Ubiquitous Energy, a Silicon Valley-based developer of transparent solar technology for architectural glass, on Wednesday said it has demonstrated 1.5-metre (4.9 ft)-wide glass coated uniformly with its transparent solar organic semiconductor materials, called UE Power.
Demonstrating the ability to scale UE Power to large sizes uniformly paves the way for the company’s high-volume manufacturing line for the production of floor-to-ceiling solar windows, it added.
Ubiquitous Energy expects its first high-volume US manufacturing line to be up and running in 2024. Each UE Power glass sized 1.5 m to 3 m could generate up to 1 kWh of electricity per day, it says.

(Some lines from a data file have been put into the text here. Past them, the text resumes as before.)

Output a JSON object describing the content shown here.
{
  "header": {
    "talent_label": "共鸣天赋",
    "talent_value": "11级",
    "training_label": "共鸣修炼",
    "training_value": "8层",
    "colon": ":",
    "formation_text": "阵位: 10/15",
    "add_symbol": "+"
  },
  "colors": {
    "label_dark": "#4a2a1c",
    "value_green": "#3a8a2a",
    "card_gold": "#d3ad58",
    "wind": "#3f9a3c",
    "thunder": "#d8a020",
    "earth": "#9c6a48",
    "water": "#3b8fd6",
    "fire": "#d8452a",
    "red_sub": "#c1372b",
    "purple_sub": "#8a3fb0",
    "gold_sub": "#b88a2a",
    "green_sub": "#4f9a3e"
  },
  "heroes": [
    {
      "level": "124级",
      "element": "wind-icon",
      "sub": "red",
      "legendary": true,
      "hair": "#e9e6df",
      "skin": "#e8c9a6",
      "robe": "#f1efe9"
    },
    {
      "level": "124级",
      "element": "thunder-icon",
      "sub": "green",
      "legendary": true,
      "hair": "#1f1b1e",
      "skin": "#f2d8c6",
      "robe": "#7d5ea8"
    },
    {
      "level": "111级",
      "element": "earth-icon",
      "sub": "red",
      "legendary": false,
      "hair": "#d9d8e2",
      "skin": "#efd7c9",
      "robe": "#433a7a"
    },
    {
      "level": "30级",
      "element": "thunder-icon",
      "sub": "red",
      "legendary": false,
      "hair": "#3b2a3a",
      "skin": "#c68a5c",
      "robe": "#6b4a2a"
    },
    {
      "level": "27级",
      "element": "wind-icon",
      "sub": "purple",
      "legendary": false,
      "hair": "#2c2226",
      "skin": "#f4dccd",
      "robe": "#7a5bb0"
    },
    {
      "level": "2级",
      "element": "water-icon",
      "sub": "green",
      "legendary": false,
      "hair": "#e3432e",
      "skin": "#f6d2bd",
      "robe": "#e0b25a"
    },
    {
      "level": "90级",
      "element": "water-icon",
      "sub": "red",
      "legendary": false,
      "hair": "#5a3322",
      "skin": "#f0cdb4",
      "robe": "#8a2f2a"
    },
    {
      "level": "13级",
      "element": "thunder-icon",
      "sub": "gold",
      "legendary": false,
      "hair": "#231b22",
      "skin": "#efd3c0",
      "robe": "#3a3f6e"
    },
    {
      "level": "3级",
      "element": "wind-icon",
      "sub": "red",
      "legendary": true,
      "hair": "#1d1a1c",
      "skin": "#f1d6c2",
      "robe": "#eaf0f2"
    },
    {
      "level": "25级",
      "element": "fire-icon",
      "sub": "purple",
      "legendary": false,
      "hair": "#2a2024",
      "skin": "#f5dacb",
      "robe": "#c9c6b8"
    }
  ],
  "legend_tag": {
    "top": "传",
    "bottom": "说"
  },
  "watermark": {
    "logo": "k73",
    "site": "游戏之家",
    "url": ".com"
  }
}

The transparent solar glass coating technology has the advantage of being manufactured using vacuum physical vapor deposition (PVD), with the equipment currently used for coating nearly all architectural glass.
“Architectural glass isn’t actually flat; it’s slightly wavy. For this reason, achieving highly uniform, defect-free thin film electronics like transparent solar over large glass sheets has historically been difficult by other methods like solution printing,” commented Ubiquitous Energy co-founder and chief technology officer Miles Barr.
Ubiquitous Energy in January closed a USD-30-million (EUR 27.7m) Series B funding round led by window and door products maker Andersen Corp.